HYDE PARK — The annual Hyde Park Garden Fair is canceled for the second year in a row due to coronavirus concerns and difficulties acquiring plants for the fair.
The garden fair, held annually the Friday and Saturday after Mother’s Day, is expected to return in spring 2022. With up to 1,000 gardeners flocking to the Hyde Park Shopping Center every year, the fair resembles “a giant bouquet just sitting in the middle of Hyde Park,” organizer George Rumsey said.
A larger version of the fair committee’s Bulb and Mum Sale is tentatively planned for September, filling the gap left by the main fair’s cancellation.
Tulips, specialty bulbs, chrysanthemums and orchids are among the plants available at every fall sale, while this year’s edition may also include vegetables that can be grown in cool weather, peonies and other fall perennials.
The spring garden fair requires its organizing committee to order about 20,000 plants, which are all delivered on one day. But as the pandemic hampered its suppliers’ ability to grow, it also boosted demand from gardeners looking to pass their pandemic free time, Rumsey said.
With suppliers sold out, “it just isn’t feasible” to put together a virtual spring fair, Rumsey said. Even if suppliers were fully stocked, “Where would we put them? … We regretfully decided that the best thing to do was to cancel.”

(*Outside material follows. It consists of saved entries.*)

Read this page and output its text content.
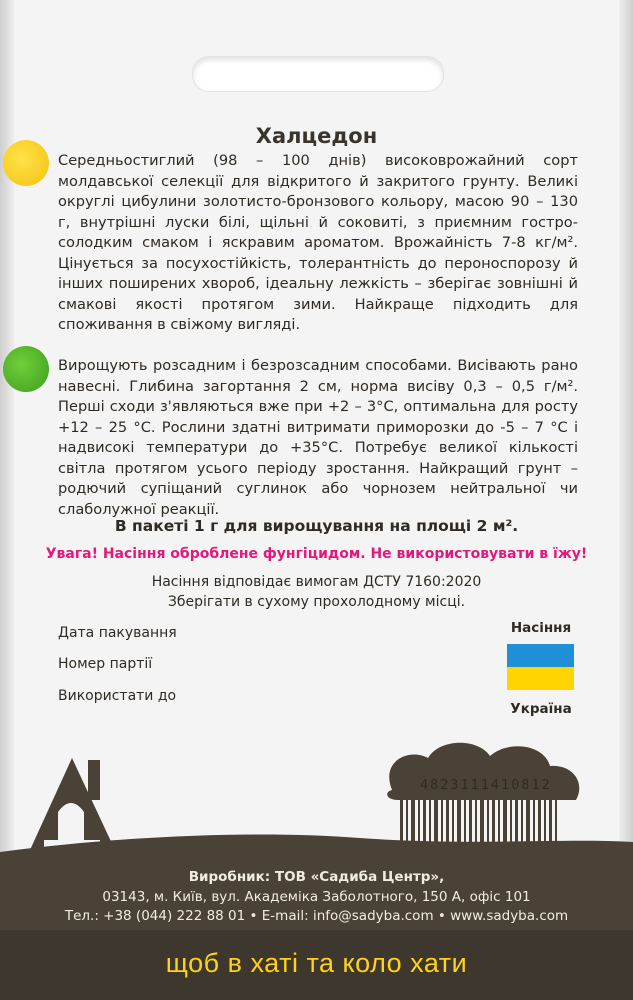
Халцедон
Середньостиглий (98 – 100 днів) високоврожайний сорт молдавської селекції для відкритого й закритого грунту. Великі округлі цибулини золотисто-бронзового кольору, масою 90 – 130 г, внутрішні луски білі, щільні й соковиті, з приємним гостро-солодким смаком і яскравим ароматом. Врожайність 7-8 кг/м². Цінується за посухостійкість, толерантність до пероноспорозу й інших поширених хвороб, ідеальну лежкість – зберігає зовнішні й смакові якості протягом зими. Найкраще підходить для споживання в свіжому вигляді.
Вирощують розсадним і безрозсадним способами. Висівають рано навесні. Глибина загортання 2 см, норма висіву 0,3 – 0,5 г/м². Перші сходи з'являються вже при +2 – 3°С, оптимальна для росту +12 – 25 °С. Рослини здатні витримати приморозки до -5 – 7 °С і надвисокі температури до +35°С. Потребує великої кількості світла протягом усього періоду зростання. Найкращий грунт – родючий супіщаний суглинок або чорнозем нейтральної чи слаболужної реакції.
В пакеті 1 г для вирощування на площі 2 м².
Увага! Насіння оброблене фунгіцидом. Не використовувати в їжу!
Насіння відповідає вимогам ДСТУ 7160:2020
Зберігати в сухому прохолодному місці.
Дата пакування
Номер партії
Використати до
Насіння
Україна
4823111410812
Виробник: ТОВ «Садиба Центр»,
03143, м. Київ, вул. Академіка Заболотного, 150 А, офіс 101
Тел.: +38 (044) 222 88 01 • E-mail: info@sadyba.com • www.sadyba.com
щоб в хаті та коло хати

The fair committee will continue its regular volunteer work in Nichols Park, 1355 E. 53rd St., and other gardens in and around Hyde Park. The next Nichols Park work day is set for Saturday.
Neighbors interested in volunteering can email Rumsey at email@example.com.
The garden fair, founded in 1958, is also a fundraiser for the Hyde Park-Kenwood Community Conference. The organization has held monthly community conversations through the pandemic on topics like the Dementia Friendly Hyde Park initiative, equitable transit and police accountability.
In lieu of the spring fair, gardeners should shop at locally owned and operated plant shops, Rumsey said.
He suggested Ace Landscaping and Garden Center, 2700 E. 95th St. in South Deering, and City Grange with locations on the North and South sides — but “everybody has their own favorite neighborhood plant supply,” he said.
“The big guys are going to be OK … . Find your local places and really support them,” Rumsey said.